A security analysis of nearly 4,000 skills on ClawHub revealed that a significant percentage contained critical security flaws, exposing sensitive credentials in plaintext. Reports from Bitdefender have also indicated that malicious skills are often cloned and re-published at scale, with payloads staged through various online services. Previously, a patched one-click remote code execution vulnerability allowed attackers to trick users into visiting malicious web pages, potentially leading to the leakage of authentication tokens and arbitrary command execution.
Furthermore, OpenClaw’s gateway has been found to bind to public interfaces by default, exposing its API to wider networks. Hypothetical attack scenarios involving specially crafted WhatsApp messages have demonstrated the potential to exfiltrate sensitive credential files from exposed OpenClaw instances. Issues with misconfigured databases like Supabase, belonging to Moltbook, have also led to the exposure of millions of API authentication tokens and private messages between agents. Threat actors have exploited Moltbook’s platform mechanics to amplify their reach and funnel other agents towards malicious threads containing prompt injections.
Many security experts emphasize the critical nature of securing AI agent platforms. China’s Ministry of Industry and Information Technology has issued an alert regarding misconfigured instances, urging users to implement protections against cyberattacks and data breaches.
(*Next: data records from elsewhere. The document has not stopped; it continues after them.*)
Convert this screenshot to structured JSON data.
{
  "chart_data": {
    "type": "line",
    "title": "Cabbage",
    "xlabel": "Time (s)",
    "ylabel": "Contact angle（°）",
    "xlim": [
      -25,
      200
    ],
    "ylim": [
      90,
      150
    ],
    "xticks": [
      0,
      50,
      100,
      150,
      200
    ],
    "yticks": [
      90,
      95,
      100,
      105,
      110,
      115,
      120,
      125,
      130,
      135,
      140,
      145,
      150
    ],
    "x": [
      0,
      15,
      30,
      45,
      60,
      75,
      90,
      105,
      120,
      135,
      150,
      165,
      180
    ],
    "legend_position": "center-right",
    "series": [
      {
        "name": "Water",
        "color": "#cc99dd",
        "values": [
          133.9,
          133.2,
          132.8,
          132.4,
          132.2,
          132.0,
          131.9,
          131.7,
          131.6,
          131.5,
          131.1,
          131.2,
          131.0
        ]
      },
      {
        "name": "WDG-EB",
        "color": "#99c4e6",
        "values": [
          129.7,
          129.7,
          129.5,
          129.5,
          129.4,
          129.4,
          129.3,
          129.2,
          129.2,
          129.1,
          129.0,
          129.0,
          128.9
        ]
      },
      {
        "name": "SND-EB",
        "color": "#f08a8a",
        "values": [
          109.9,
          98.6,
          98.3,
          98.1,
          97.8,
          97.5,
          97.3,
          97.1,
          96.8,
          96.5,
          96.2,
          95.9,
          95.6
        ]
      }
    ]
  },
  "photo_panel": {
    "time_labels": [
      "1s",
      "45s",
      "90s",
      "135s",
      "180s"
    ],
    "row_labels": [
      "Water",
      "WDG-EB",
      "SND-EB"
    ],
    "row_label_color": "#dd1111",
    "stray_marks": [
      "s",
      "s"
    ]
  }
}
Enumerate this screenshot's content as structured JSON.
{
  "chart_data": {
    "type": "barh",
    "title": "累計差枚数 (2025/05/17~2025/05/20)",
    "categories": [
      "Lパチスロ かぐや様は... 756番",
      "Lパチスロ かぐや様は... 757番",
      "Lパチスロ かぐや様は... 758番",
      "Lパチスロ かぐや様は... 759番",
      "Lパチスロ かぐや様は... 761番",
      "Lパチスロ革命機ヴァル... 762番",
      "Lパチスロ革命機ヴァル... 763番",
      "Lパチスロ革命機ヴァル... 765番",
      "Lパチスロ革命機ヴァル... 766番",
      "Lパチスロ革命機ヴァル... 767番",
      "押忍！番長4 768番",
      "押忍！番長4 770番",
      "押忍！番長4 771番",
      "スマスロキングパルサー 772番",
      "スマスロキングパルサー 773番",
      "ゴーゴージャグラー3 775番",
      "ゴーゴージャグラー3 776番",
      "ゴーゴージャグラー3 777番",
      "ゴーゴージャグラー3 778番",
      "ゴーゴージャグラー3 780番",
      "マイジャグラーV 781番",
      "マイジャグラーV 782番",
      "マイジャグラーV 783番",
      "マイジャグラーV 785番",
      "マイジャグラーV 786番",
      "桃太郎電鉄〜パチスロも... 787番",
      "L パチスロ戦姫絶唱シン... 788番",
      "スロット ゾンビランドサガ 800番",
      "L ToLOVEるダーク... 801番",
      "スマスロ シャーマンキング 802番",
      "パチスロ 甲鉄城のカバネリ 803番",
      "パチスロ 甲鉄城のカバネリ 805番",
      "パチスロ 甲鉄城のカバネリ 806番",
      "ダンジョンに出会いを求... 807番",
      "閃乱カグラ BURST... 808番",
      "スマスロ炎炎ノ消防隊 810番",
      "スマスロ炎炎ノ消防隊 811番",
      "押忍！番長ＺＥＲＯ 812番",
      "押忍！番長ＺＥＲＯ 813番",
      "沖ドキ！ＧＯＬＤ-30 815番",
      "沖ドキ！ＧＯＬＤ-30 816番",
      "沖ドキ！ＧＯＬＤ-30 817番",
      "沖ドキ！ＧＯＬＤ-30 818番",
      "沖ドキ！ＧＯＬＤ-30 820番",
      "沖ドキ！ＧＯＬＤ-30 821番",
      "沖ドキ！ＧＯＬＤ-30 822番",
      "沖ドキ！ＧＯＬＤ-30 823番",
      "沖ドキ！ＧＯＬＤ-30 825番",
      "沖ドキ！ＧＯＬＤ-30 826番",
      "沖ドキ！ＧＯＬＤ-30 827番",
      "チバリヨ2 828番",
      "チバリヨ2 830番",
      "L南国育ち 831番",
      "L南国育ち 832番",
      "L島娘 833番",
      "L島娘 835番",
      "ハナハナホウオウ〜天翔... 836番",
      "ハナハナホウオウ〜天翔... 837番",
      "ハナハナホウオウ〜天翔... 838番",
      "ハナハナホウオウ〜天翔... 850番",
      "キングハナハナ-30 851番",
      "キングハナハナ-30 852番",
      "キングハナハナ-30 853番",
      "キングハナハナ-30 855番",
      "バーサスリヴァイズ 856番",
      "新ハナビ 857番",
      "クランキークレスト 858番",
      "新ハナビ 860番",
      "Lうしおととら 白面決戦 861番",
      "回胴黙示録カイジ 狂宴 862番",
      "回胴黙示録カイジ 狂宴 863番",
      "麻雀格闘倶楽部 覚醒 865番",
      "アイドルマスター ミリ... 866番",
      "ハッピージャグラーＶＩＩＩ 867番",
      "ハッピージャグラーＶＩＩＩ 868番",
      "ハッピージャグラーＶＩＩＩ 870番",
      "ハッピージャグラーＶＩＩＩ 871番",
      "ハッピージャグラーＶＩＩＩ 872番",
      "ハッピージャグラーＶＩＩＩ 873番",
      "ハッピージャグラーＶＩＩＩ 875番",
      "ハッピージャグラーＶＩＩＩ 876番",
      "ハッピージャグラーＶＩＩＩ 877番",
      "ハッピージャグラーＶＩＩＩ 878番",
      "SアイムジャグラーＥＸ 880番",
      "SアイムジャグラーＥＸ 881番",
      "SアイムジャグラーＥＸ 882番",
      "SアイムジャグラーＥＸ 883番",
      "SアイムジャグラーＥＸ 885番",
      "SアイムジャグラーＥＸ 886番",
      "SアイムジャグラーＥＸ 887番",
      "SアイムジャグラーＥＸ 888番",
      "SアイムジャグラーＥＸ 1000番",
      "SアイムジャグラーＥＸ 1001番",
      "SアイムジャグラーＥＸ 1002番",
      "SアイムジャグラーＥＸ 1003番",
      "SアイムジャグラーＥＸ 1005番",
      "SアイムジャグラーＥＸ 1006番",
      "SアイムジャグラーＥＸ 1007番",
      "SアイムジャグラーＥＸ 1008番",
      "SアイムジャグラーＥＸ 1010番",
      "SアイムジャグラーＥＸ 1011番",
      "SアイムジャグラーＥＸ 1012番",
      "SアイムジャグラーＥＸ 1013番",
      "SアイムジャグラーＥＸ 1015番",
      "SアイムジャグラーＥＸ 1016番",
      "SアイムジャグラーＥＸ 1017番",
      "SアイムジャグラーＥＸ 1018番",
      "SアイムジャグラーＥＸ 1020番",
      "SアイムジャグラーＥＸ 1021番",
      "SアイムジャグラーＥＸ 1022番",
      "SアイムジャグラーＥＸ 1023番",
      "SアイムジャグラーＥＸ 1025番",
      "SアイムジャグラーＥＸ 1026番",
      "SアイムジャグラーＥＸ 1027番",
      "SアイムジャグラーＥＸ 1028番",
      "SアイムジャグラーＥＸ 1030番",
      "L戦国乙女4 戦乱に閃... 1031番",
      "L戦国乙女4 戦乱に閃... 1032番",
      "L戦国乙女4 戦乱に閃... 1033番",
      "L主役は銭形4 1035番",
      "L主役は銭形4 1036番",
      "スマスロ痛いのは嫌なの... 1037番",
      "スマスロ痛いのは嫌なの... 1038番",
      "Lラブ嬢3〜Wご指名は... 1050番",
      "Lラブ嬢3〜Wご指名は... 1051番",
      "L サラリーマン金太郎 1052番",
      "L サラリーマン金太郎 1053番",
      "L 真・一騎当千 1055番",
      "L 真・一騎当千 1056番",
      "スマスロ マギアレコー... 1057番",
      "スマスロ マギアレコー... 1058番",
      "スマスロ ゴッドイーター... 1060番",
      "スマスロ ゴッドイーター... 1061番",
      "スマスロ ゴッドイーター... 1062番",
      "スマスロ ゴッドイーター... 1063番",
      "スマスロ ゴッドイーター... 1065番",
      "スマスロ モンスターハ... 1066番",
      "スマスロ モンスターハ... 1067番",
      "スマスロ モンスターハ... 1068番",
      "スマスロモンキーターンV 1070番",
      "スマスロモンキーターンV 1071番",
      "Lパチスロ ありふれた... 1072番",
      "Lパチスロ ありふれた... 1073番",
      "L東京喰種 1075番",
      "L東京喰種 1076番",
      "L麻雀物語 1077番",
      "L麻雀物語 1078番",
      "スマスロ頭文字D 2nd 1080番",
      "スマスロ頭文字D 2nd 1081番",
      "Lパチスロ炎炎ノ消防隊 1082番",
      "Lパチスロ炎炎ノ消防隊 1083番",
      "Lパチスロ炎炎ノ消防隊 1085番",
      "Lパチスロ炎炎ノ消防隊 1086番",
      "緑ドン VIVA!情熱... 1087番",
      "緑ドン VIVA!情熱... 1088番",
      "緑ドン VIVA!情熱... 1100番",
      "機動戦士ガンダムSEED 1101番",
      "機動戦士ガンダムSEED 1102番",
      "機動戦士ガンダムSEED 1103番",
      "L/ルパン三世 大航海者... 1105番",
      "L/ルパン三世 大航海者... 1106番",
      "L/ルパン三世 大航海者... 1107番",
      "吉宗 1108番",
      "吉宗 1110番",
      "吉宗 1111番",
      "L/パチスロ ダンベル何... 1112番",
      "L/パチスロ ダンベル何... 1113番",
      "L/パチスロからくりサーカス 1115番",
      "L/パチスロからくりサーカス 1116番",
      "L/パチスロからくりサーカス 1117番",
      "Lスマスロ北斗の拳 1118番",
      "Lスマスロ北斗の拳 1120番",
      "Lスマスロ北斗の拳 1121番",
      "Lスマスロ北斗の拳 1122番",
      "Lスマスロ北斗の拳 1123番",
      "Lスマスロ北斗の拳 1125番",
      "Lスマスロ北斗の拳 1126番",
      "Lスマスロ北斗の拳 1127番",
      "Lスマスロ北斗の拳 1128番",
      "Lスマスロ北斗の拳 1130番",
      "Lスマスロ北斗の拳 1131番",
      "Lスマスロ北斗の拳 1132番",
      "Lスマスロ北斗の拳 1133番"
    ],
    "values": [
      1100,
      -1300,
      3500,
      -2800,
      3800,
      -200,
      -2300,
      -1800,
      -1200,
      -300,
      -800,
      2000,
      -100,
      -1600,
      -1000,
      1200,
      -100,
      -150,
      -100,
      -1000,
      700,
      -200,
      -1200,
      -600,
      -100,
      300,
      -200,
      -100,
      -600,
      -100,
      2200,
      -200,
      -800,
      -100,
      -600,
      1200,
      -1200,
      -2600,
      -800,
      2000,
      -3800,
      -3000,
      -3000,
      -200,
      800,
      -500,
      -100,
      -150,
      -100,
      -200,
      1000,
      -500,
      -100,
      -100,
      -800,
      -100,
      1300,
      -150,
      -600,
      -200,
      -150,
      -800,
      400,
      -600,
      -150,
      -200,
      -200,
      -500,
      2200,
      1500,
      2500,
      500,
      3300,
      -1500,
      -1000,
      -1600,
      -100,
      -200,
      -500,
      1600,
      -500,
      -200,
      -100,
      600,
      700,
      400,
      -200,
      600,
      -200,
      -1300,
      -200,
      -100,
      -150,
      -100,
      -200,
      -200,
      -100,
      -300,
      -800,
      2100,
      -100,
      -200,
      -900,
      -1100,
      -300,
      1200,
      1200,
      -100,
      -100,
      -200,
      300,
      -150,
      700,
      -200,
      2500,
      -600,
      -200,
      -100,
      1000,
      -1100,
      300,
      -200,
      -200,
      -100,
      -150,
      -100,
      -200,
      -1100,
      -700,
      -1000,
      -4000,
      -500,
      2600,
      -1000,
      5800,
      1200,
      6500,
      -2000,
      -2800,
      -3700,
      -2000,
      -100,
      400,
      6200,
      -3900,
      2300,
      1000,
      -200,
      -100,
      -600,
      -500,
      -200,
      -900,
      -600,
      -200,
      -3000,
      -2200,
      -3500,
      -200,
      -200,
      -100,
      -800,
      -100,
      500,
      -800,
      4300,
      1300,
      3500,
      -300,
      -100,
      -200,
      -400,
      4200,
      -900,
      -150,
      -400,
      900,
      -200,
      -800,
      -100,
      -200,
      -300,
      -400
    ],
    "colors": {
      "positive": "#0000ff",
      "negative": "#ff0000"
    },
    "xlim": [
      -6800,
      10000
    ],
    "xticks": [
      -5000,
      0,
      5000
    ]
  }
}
The primary attack surface, according to experts, often lies in misconfigurations when agent platforms grow faster than security practices. The focus on configuration risk by regulators underscores the understanding that these frameworks amplify both productivity and the potential blast radius of security incidents.
Looking ahead, the AI security community will be closely watching the implementation of OpenClaw’s announced security roadmap. The effectiveness of the VirusTotal integration and the subsequent enhancements to its threat model and discovery processes will be crucial in addressing the ongoing challenges of securing the agentic ecosystem. The platform’s ability to adapt to evolving threat vectors, particularly prompt injection attacks, and its commitment to user-friendly security best practices will determine its long-term viability and trustworthiness.